What is the role of former military commanders in Liberian politics? With this question in my mind I am today leaving for Liberia on a ten-day field study. The second round of the presidential election is of course a great opportunity to study the role of ex-military networks in the democratic process.

Ellen Johnson Sirleaf seems to be heading for a certain victory in the election’s second round after former warlord Prince Johnson openly stated his support for the sitting president. Under any circumstances most of his supporters would place their vote on Johnson Sirleaf. Prince Johnson enjoys strong support in the Nimba county whose population during the civil war was engaged in a conflict with a population group from southern Liberia. Johnson Sirleaf’s opponent Winston Tubman, with support mainly in the south, is viewed as a dangerous force by many people in the north.

At the moment the smaller parties are engaged in negotiations with the two main parties. What can they get in exchange for rallying their supporters behind one of the candidates? Positions in the government and administration are up for grabs, in some cases money transactions are also part of the deal.

In another arena a different game is taking place. Ex- military commander, often mid-level, from the country’s former rebel armies have been “bought” as “mobilisers” of votes and as a type of informal security force in case violence breaks out. The ex-commanders have been loyal to different parties and now function as part of the apparatus to ensure that votes can be transferred from one party to one of the main parties for the second round. However, the main parties also often have loyal mobilisers with a background in rebel armies, now further strengthening their ties with them through negotiations.

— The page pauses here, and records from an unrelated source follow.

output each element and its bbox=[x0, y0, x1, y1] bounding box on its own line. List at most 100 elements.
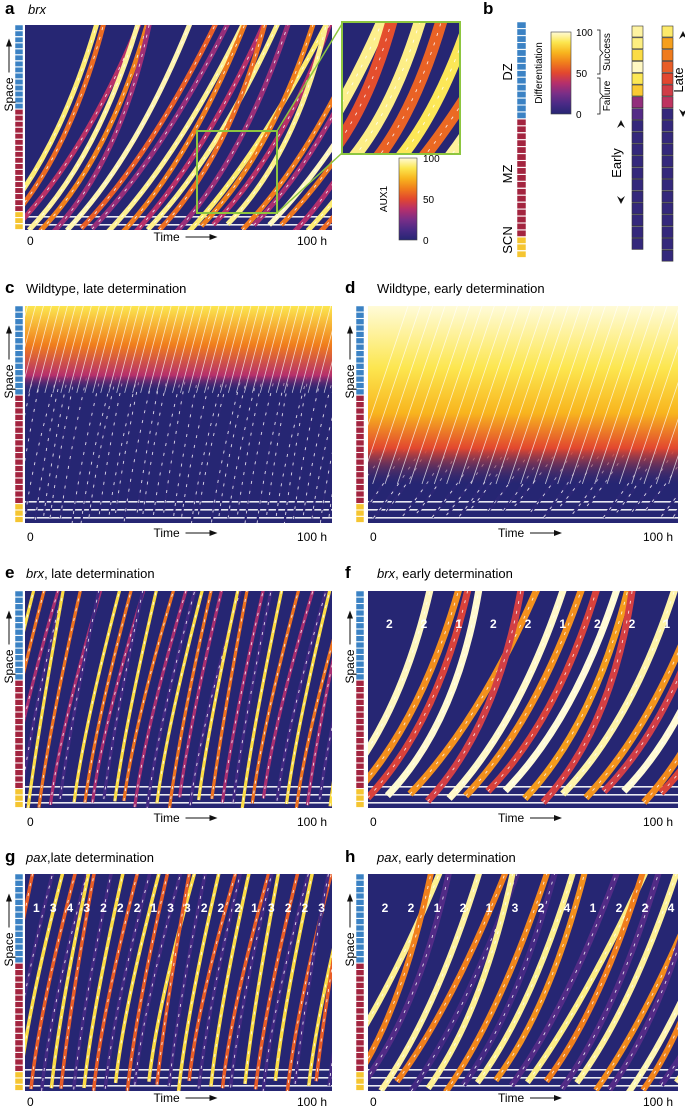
zone-cell bbox=[355, 750, 365, 757]
zone-cell bbox=[14, 931, 24, 938]
cell-file-stroke bbox=[275, 591, 328, 801]
zone-cell bbox=[14, 680, 24, 687]
cell-boundary bbox=[368, 786, 678, 788]
late-cell bbox=[661, 226, 674, 238]
zone-cell bbox=[14, 217, 24, 224]
cell-file-gap bbox=[25, 25, 139, 218]
cell-file-gap bbox=[487, 591, 597, 792]
zone-cell bbox=[355, 465, 365, 472]
zone-cell bbox=[14, 788, 24, 795]
zone-cell bbox=[14, 743, 24, 751]
band-cell-boundary bbox=[446, 306, 508, 485]
cycle-number: 2 bbox=[218, 901, 225, 915]
zone-cell bbox=[14, 331, 24, 338]
zone-cell bbox=[14, 686, 24, 693]
late-label: Late bbox=[671, 67, 685, 92]
early-arrow-down-icon bbox=[617, 196, 625, 204]
band-cell-boundary bbox=[520, 306, 582, 485]
cell-file-stroke bbox=[220, 591, 265, 803]
zone-cell bbox=[14, 988, 24, 995]
zone-cell bbox=[355, 1084, 365, 1091]
cycle-number: 2 bbox=[117, 901, 124, 915]
cell-file-gap bbox=[237, 306, 279, 515]
zone-cell bbox=[14, 458, 24, 466]
zone-cell bbox=[355, 963, 365, 970]
zone-bar-c bbox=[14, 305, 24, 523]
time-start-label: 0 bbox=[370, 1095, 377, 1109]
cycle-number: 2 bbox=[616, 901, 623, 915]
cell-boundary bbox=[368, 794, 678, 796]
zone-cell bbox=[14, 969, 24, 976]
zone-cell bbox=[355, 1046, 365, 1053]
zone-cell bbox=[14, 712, 24, 719]
zone-cell bbox=[14, 414, 24, 421]
cell-file-gap bbox=[294, 874, 329, 1085]
zone-cell bbox=[14, 382, 24, 389]
cycle-number: 1 bbox=[663, 617, 670, 631]
cell-file-gap bbox=[25, 591, 45, 670]
zone-cell bbox=[355, 731, 365, 738]
early-cell bbox=[631, 202, 644, 215]
zone-cell bbox=[355, 350, 365, 357]
zone-cell bbox=[14, 223, 24, 230]
panel-g-title-rest: ,late determination bbox=[47, 850, 154, 865]
cell-file-stroke bbox=[209, 874, 251, 1087]
zone-label-scn: SCN bbox=[500, 226, 515, 253]
late-arrow-up-icon bbox=[679, 31, 685, 39]
band-cell-boundary bbox=[140, 306, 164, 393]
time-end-label: 100 h bbox=[643, 1095, 673, 1109]
cycle-number: 3 bbox=[184, 901, 191, 915]
cell-file-stroke bbox=[641, 751, 678, 805]
zone-cell bbox=[355, 629, 365, 636]
cell-file-gap bbox=[108, 306, 156, 515]
zone-cell bbox=[14, 85, 24, 91]
zone-cell bbox=[355, 312, 365, 319]
zone-cell bbox=[14, 66, 24, 73]
band-cell-boundary bbox=[275, 306, 300, 393]
zone-bar-f bbox=[355, 590, 365, 808]
zone-cell bbox=[14, 775, 24, 783]
cell-file-stroke bbox=[368, 874, 434, 1065]
cell-file-gap bbox=[49, 591, 102, 805]
band-cell-boundary bbox=[25, 306, 44, 379]
band-cell-boundary bbox=[116, 306, 140, 393]
zone-cell bbox=[14, 873, 24, 881]
zone-cell bbox=[14, 737, 24, 744]
zone-cell bbox=[355, 1020, 365, 1027]
panel-f-letter: f bbox=[345, 563, 351, 582]
zone-cell bbox=[516, 111, 527, 119]
band-cell-boundary bbox=[180, 306, 204, 393]
zone-cell bbox=[516, 21, 527, 29]
zone-cell bbox=[14, 943, 24, 951]
band-cell-boundary bbox=[483, 306, 545, 485]
cell-file-gap bbox=[585, 651, 678, 799]
cell-file-gap bbox=[463, 874, 555, 1086]
zoom-inset-heatmap bbox=[342, 22, 460, 154]
zone-cell bbox=[355, 497, 365, 504]
zone-cell bbox=[14, 641, 24, 649]
late-cell bbox=[661, 72, 674, 85]
time-axis-c: 0 Time 100 h bbox=[27, 526, 327, 544]
cell-file-stroke bbox=[444, 132, 460, 154]
zone-cell bbox=[14, 395, 24, 402]
band-cell-boundary bbox=[76, 306, 100, 393]
zone-cell bbox=[14, 918, 24, 925]
cell-file-gap bbox=[295, 643, 332, 808]
cell-file-gap bbox=[169, 591, 212, 808]
cell-file-gap bbox=[115, 874, 160, 1083]
cell-file-stroke bbox=[327, 488, 332, 517]
zone-cell bbox=[14, 731, 24, 738]
zone-cell bbox=[14, 924, 24, 932]
failure-label: Failure bbox=[602, 80, 613, 111]
time-axis-label: Time bbox=[498, 1091, 525, 1105]
cycle-number: 2 bbox=[490, 617, 497, 631]
zone-cell bbox=[355, 892, 365, 900]
zone-cell bbox=[14, 344, 24, 351]
cell-file-gap bbox=[98, 306, 139, 515]
zone-cell bbox=[14, 1077, 24, 1085]
space-axis-f: Space bbox=[343, 610, 357, 684]
zone-cell bbox=[355, 969, 365, 976]
band-cell-boundary bbox=[681, 306, 685, 484]
cell-file-gap bbox=[147, 25, 278, 230]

It is interesting to see how mobilisers with a military background become particularly important during democratic elections (see article by Maya Christensen and myself “Mercenaries of Democracy” in African Affairs, about a similar phenomenon in Sierra Leone ). It is also important to notice how mid-level commanders (called MiLCs in our research project) consolidate their position in general in post-conflict societies like Liberia. While the common soldier is remarginalised after the war, some of the former officers can make use of their background in rebel armies. By using their old networks of military soldiers they become influential players who offer their expertise in the use or threat of violence. These actors are playing important part in the ongoing democratic process in Liberia.

My research during this trip will focus on the political role of the mid-level military commanders. The project as a whole will also focus on the economic and social aspects of the MiLCs. More on this later!